Además, Moreno denunció ante el juzgado que Batlle actuó supuestamente motivado por «unas posibles represalias en contra de mí, por haber defendido a una familia» con un hijo autista que los Servicios Sociales quisieron quitar «según ellos por maltrato, y que gracias a mi intervención el caso se archivó». Moreno denunció esta situación ante la Fiscalía de Menores que controló la actividad de los servicios municipales. «Durante mi intervención en el caso, como presidente de la entidad de derechos civiles Col·lectiu Papás de Álex me tuve que encarar con energía en la defensa de esta familia monoparental», indica la denuncia.

Incluso cree que su actuación «dejó en evidencia ante la opinión pública» a estos servicios. Moreno recordó que «las supuestas y posibles represalias se las están haciendo en la persona de mi hijo que es vulnerable y ajeno a todo esto». El denunciante destacó que el 21 de julio pasado se realizó el acto administrativo que modificaba el PIA durante el cual la administración les informó que tienen «una deuda con la administración, de 4 años, por un importe aproximado de 10.000 euros, dado que nuestro hijo ha acudido a un centro de día de terapia ocupacional».

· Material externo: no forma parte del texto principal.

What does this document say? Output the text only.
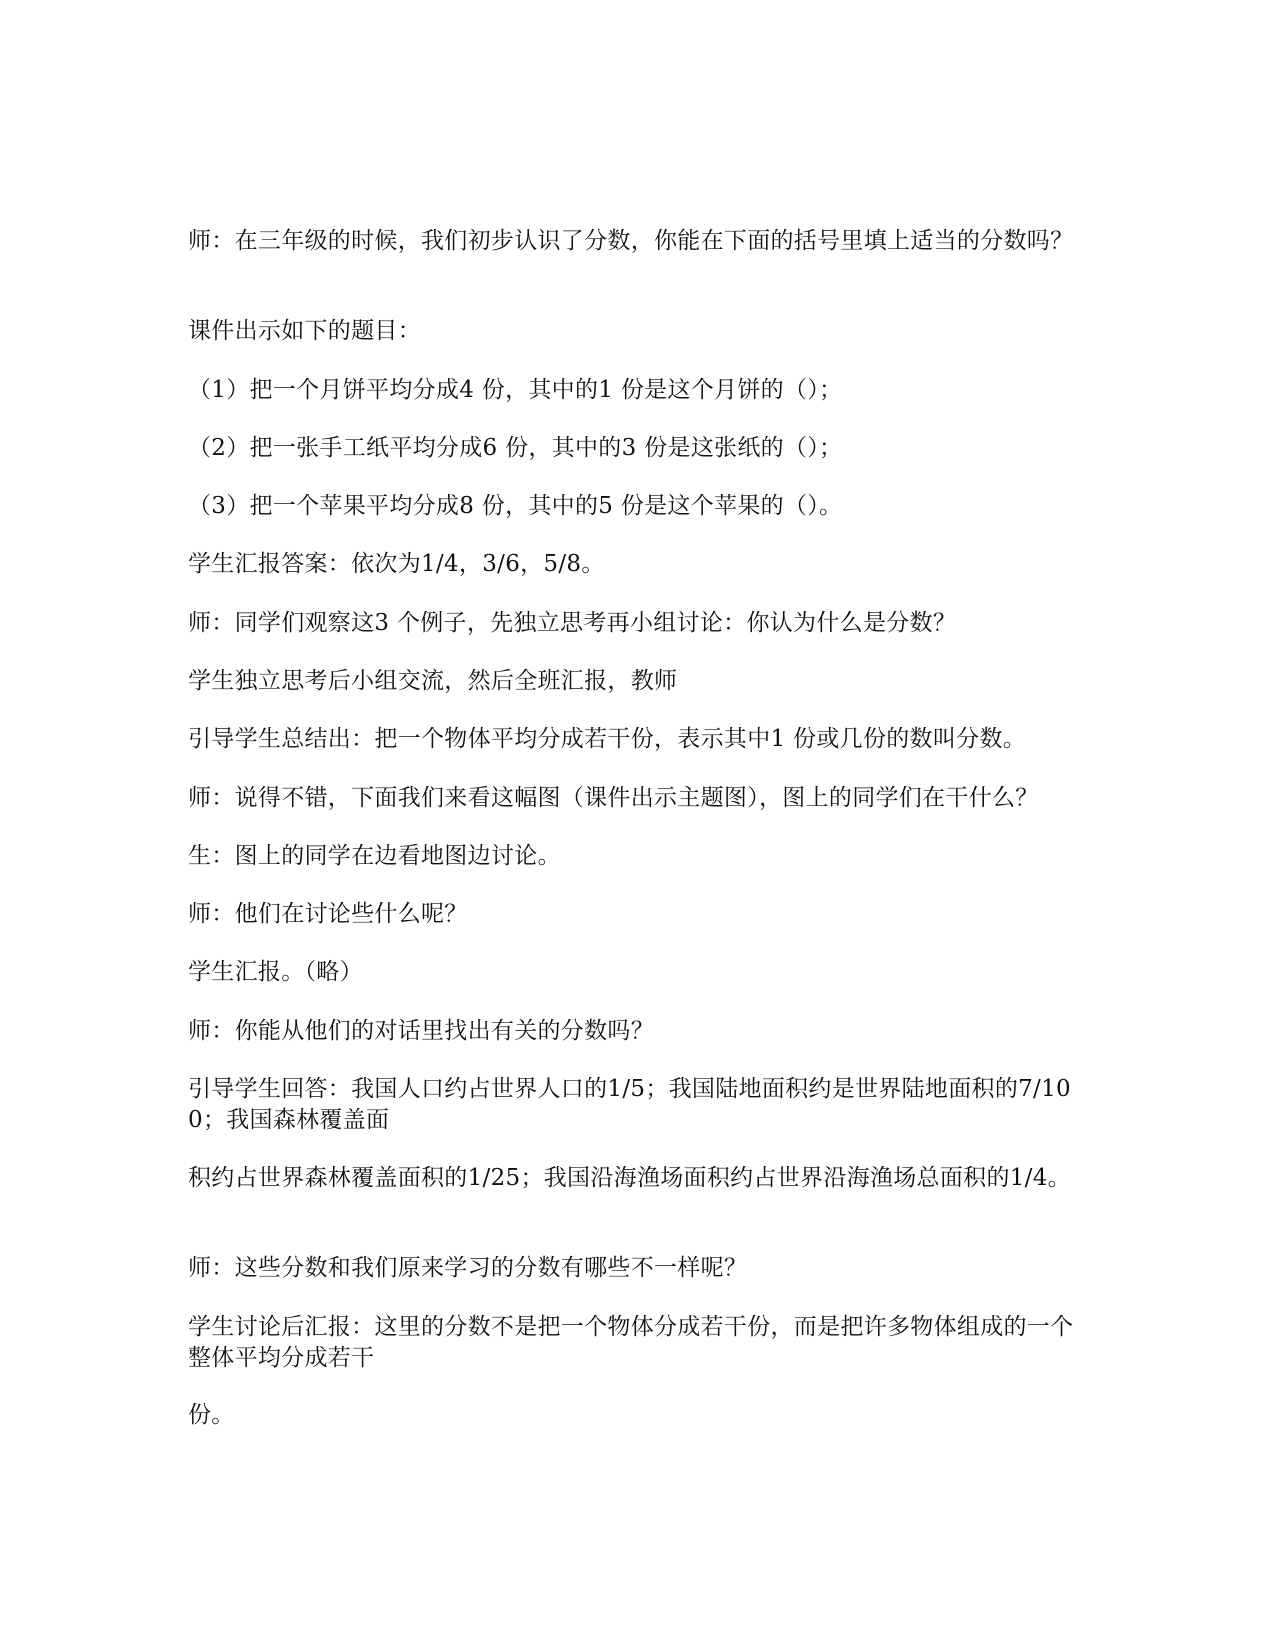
师：在三年级的时候，我们初步认识了分数，你能在下面的括号里填上适当的分数吗？

课件出示如下的题目：

（1）把一个月饼平均分成4 份，其中的1 份是这个月饼的（）；

（2）把一张手工纸平均分成6 份，其中的3 份是这张纸的（）；

（3）把一个苹果平均分成8 份，其中的5 份是这个苹果的（）。

学生汇报答案：依次为1/4，3/6，5/8。

师：同学们观察这3 个例子，先独立思考再小组讨论：你认为什么是分数？

学生独立思考后小组交流，然后全班汇报，教师

引导学生总结出：把一个物体平均分成若干份，表示其中1 份或几份的数叫分数。

师：说得不错，下面我们来看这幅图（课件出示主题图），图上的同学们在干什么？

生：图上的同学在边看地图边讨论。

师：他们在讨论些什么呢？

学生汇报。（略）

师：你能从他们的对话里找出有关的分数吗？

引导学生回答：我国人口约占世界人口的1/5；我国陆地面积约是世界陆地面积的7/100；我国森林覆盖面

积约占世界森林覆盖面积的1/25；我国沿海渔场面积约占世界沿海渔场总面积的1/4。

师：这些分数和我们原来学习的分数有哪些不一样呢？

学生讨论后汇报：这里的分数不是把一个物体分成若干份，而是把许多物体组成的一个整体平均分成若干

份。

Moreno explicó a este diario que el año pasado su mujer, que era la encargada de cuidar a Álex, pidió ser dependiente por lo que siguiendo la normativa debían revisar el PIA de su hijo. En esta revisión constaba que Álex va a un centro ocupacional desde 2010 por lo que no le corresponde tanta prestación y los Servicios Sociales han solicitado que se les devuelva con efectos retroactivos, lo que suma más de 10.000 euros.

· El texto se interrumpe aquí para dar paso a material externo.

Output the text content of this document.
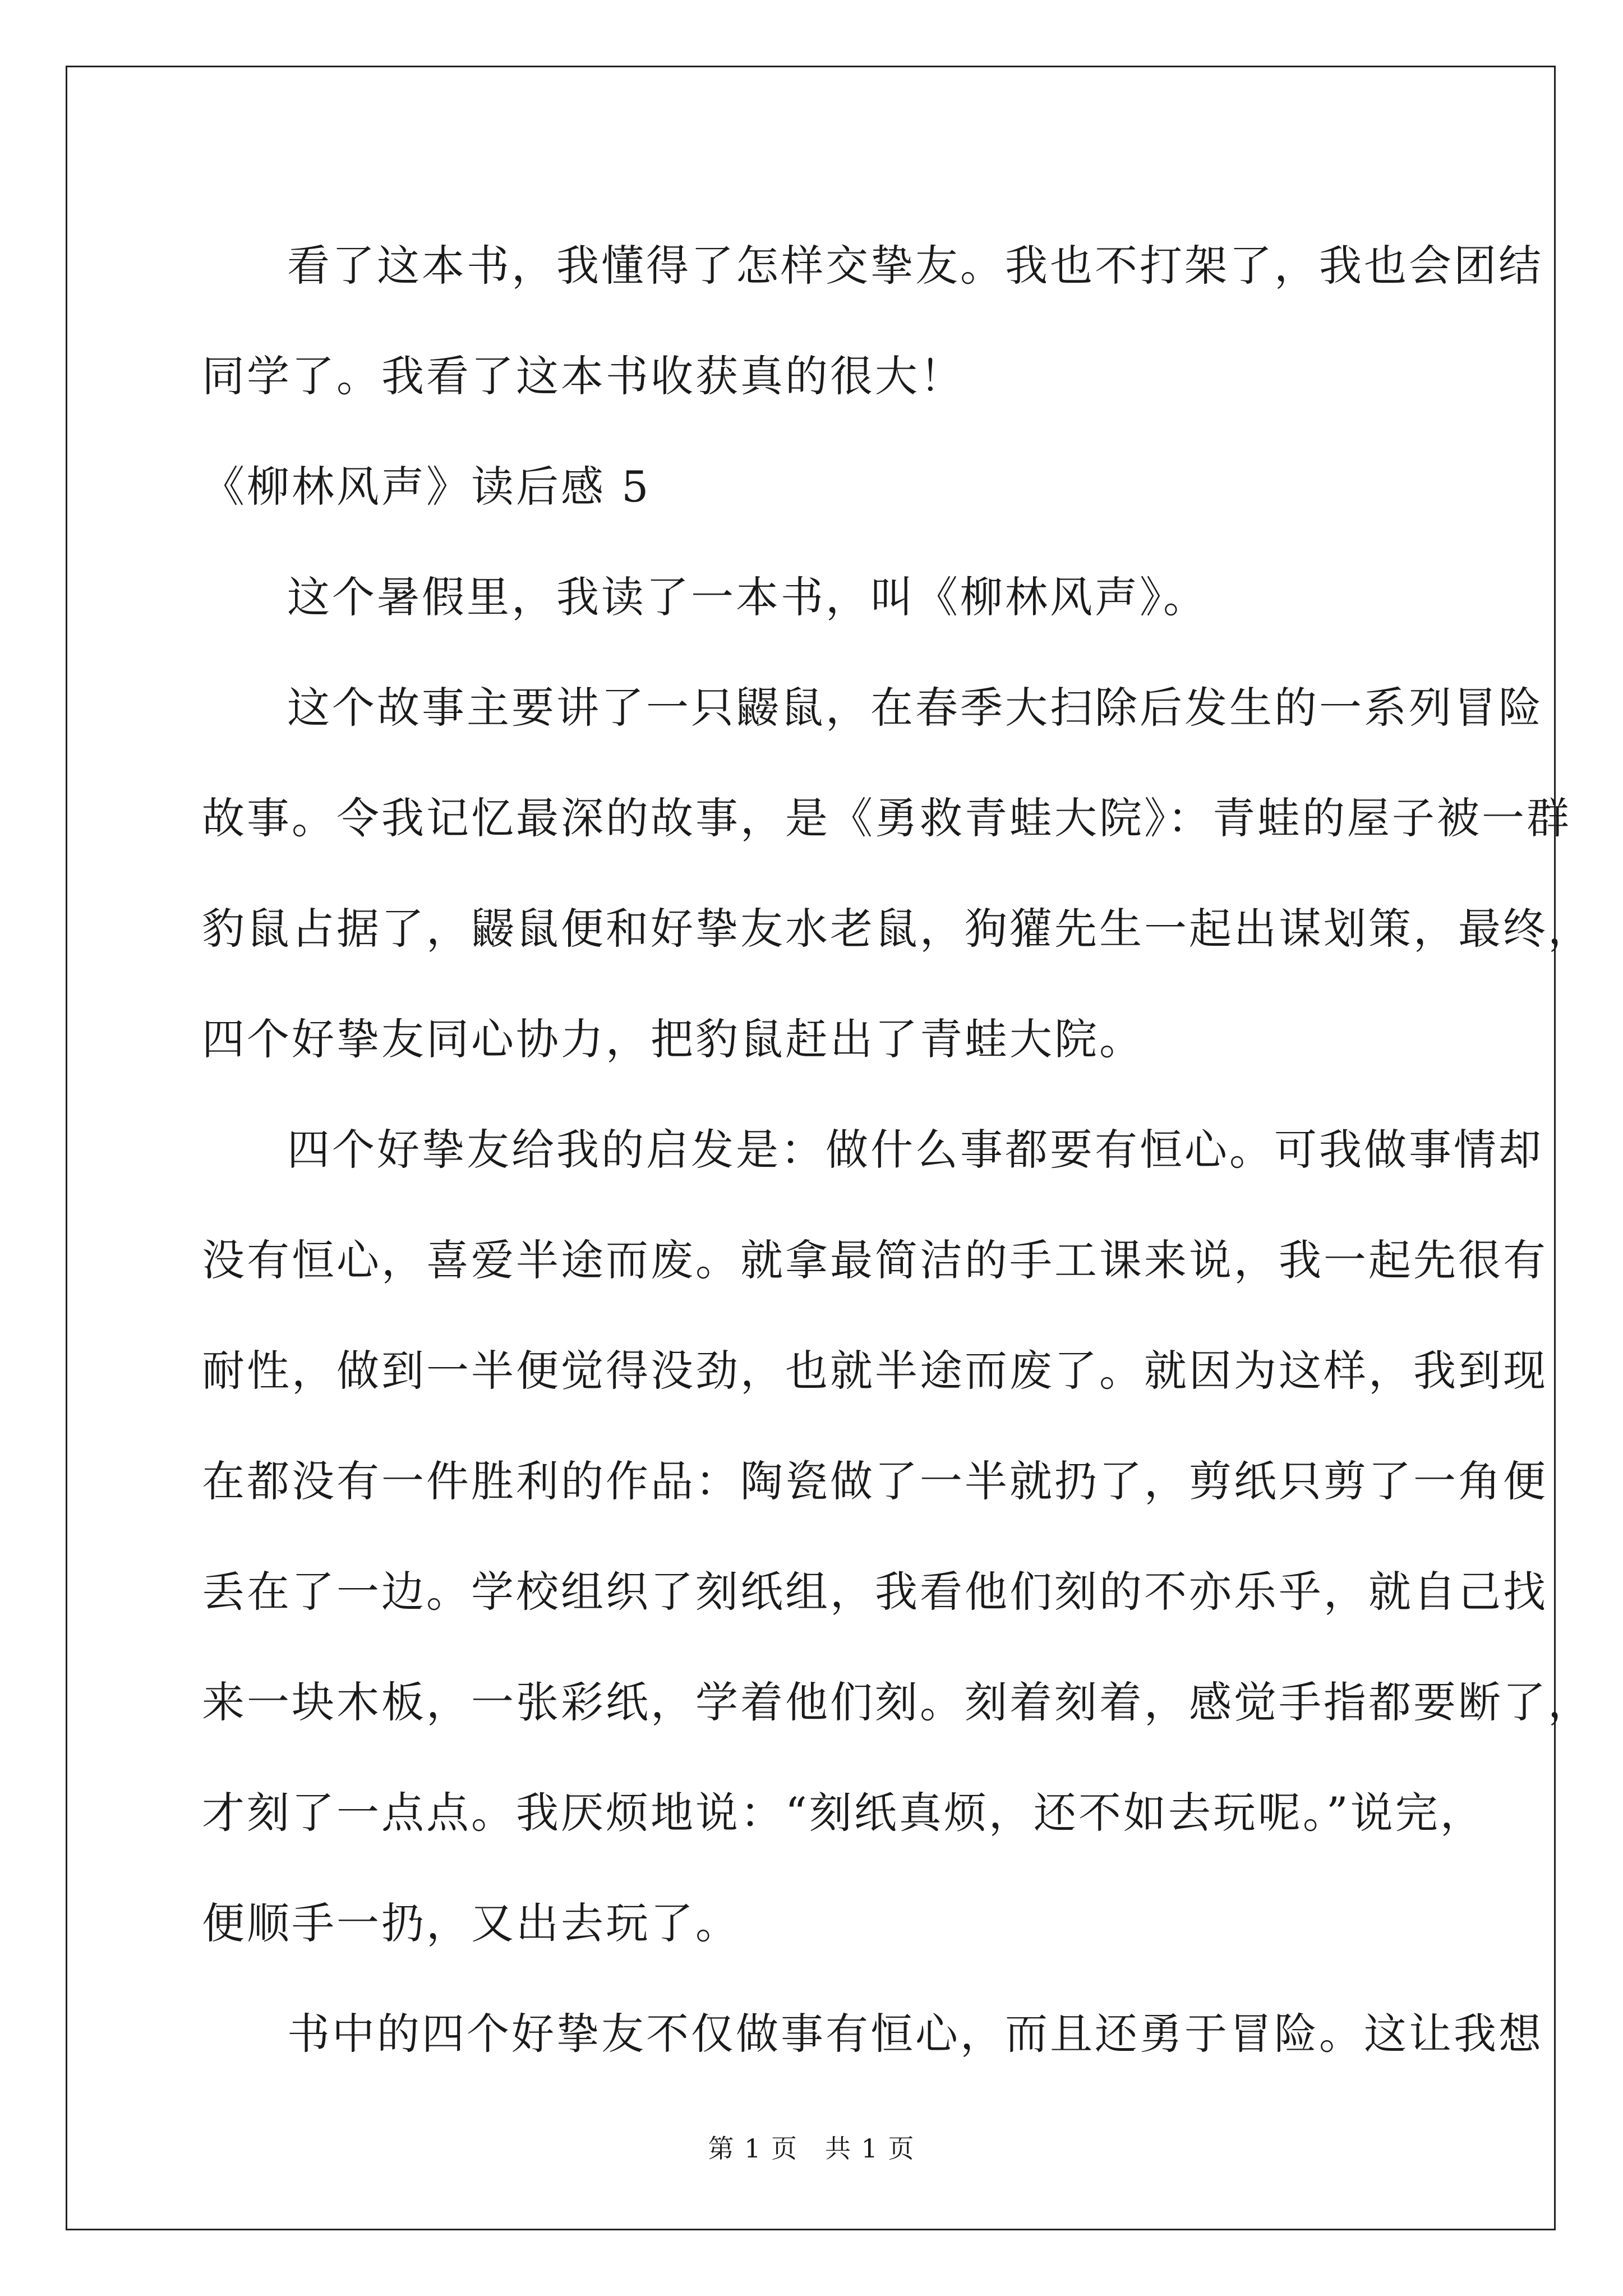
看了这本书，我懂得了怎样交挚友。我也不打架了，我也会团结
同学了。我看了这本书收获真的很大！

《柳林风声》读后感 5

这个暑假里，我读了一本书，叫《柳林风声》。

这个故事主要讲了一只鼹鼠，在春季大扫除后发生的一系列冒险
故事。令我记忆最深的故事，是《勇救青蛙大院》：青蛙的屋子被一群
豹鼠占据了，鼹鼠便和好挚友水老鼠，狗獾先生一起出谋划策，最终，
四个好挚友同心协力，把豹鼠赶出了青蛙大院。

四个好挚友给我的启发是：做什么事都要有恒心。可我做事情却
没有恒心，喜爱半途而废。就拿最简洁的手工课来说，我一起先很有
耐性，做到一半便觉得没劲，也就半途而废了。就因为这样，我到现
在都没有一件胜利的作品：陶瓷做了一半就扔了，剪纸只剪了一角便
丢在了一边。学校组织了刻纸组，我看他们刻的不亦乐乎，就自己找
来一块木板，一张彩纸，学着他们刻。刻着刻着，感觉手指都要断了，
才刻了一点点。我厌烦地说：“刻纸真烦，还不如去玩呢。”说完，
便顺手一扔，又出去玩了。

书中的四个好挚友不仅做事有恒心，而且还勇于冒险。这让我想

第 1 页　共 1 页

El denunciante se opone a esta «aplicación retroactiva» no sólo por la situación de «vulnerabilidad y fragilidad» en la que deja a su familia sino porque considera que «la interpretación de la norma que hace la administración es muy dudosa». Moreno recuerda que en el PIAde su hijo consta que los Servicios Sociales revisarían su situación cada seis meses, aunque asegura que sólo lo han hecho en dos ocasiones: en 2008 cuando se lo concedieron y en julio pasado. Además destaca que Álex acude a un taller ocupacional desde 2010 como comunicó la Generalitat al Ayuntamiento en octubre de ese año.

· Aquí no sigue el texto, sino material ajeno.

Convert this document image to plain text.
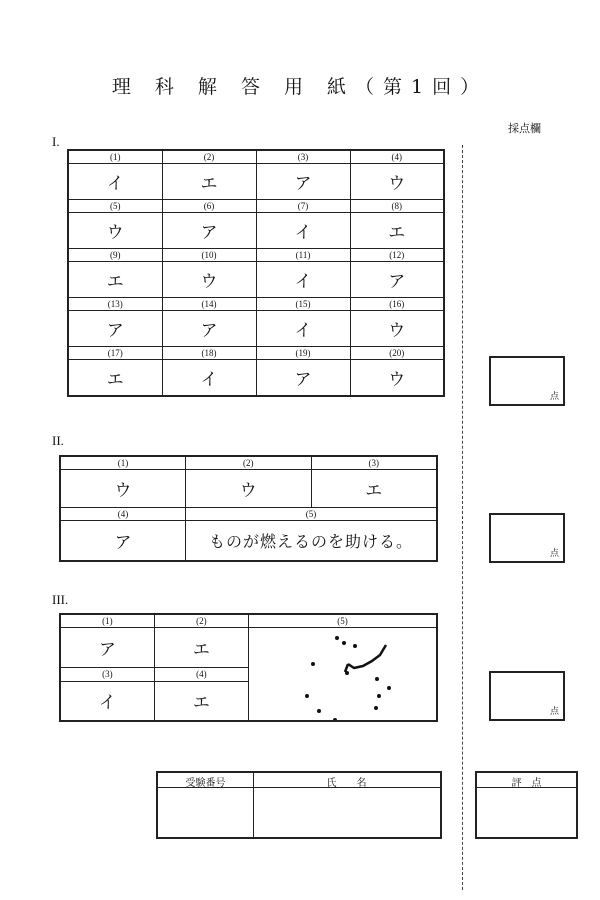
理 科 解 答 用 紙（第1回）
採点欄
I.
(1)	(2)	(3)	(4)
イ	エ	ア	ウ
(5)	(6)	(7)	(8)
ウ	ア	イ	エ
(9)	(10)	(11)	(12)
エ	ウ	イ	ア
(13)	(14)	(15)	(16)
ア	ア	イ	ウ
(17)	(18)	(19)	(20)
エ	イ	ア	ウ
点
II.
(1)	(2)	(3)
ウ	ウ	エ
(4)	(5)	
ア	ものが燃えるのを助ける。	
点
III.
(1)	(2)	(5)
ア	エ	

(3)	(4)	
イ	エ		点
受験番号	氏　　名	評　点
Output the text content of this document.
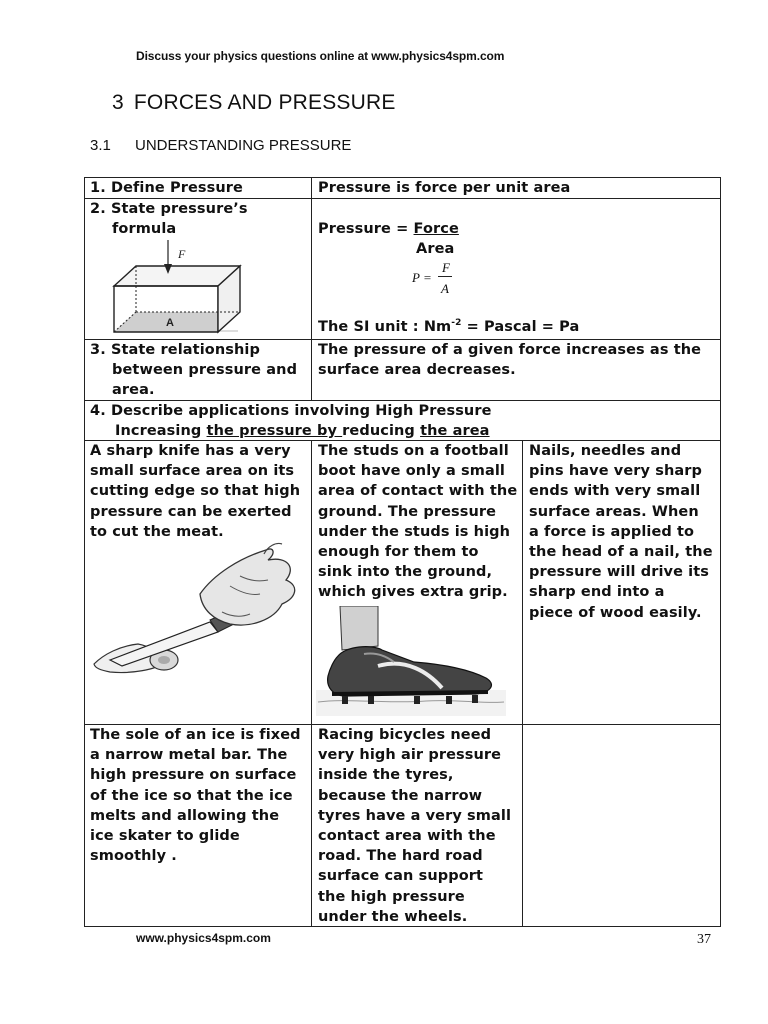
Discuss your physics questions online at www.physics4spm.com
3 FORCES AND PRESSURE
3.1 UNDERSTANDING PRESSURE
1. Define Pressure	Pressure is force per unit area
2. State pressure’s
formula
F
A
Pressure = Force
Area
P =
F
A
The SI unit : $Nm^{-2}$ = Pascal = Pa
3. State relationship
between pressure and
area.
The pressure of a given force increases as the
surface area decreases.
4. Describe applications involving High Pressure
Increasing the pressure by reducing the area
A sharp knife has a very
small surface area on its
cutting edge so that high
pressure can be exerted
to cut the meat.
The studs on a football
boot have only a small
area of contact with the
ground. The pressure
under the studs is high
enough for them to
sink into the ground,
which gives extra grip.
Nails, needles and
pins have very sharp
ends with very small
surface areas. When
a force is applied to
the head of a nail, the
pressure will drive its
sharp end into a
piece of wood easily.
The sole of an ice is fixed
a narrow metal bar. The
high pressure on surface
of the ice so that the ice
melts and allowing the
ice skater to glide
smoothly .
Racing bicycles need
very high air pressure
inside the tyres,
because the narrow
tyres have a very small
contact area with the
road. The hard road
surface can support
the high pressure
under the wheels.
www.physics4spm.com	37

Por eso cree que en el fichero de los Servicios Sociales debería constar que Álex acude al taller. «Existe una negligencia porque no han hecho seguimiento de mi hijo y ahora me piden que devuelva el dinero», destaca Moreno. Además dice que hay otros indicios que lo llevan a sospechar de una «represalia encubierta» ya que el encargado de revisar el PIAes el responsable de los Servicios Sociales de Barcelona y no una asistente social como pasa con otros dependientes. O que la directora general del ICASS lo ha convocado para comunicarle «personalmente» la resolución del nuevo PIA de Álex.

El Instituto Municipal de los Servicios Sociales (IMSS) informó a este diario que no ha recibido ningún requerimiento judicial y destacó que reiteraba el reconocimiento a la labor y profesionalidad de Batlle al frente de los Servicios Sociales Básicos. También quisieron aclarar que el Ayuntamiento de Barcelona sólo es la administración gestora de las resoluciones que decide otra entidad.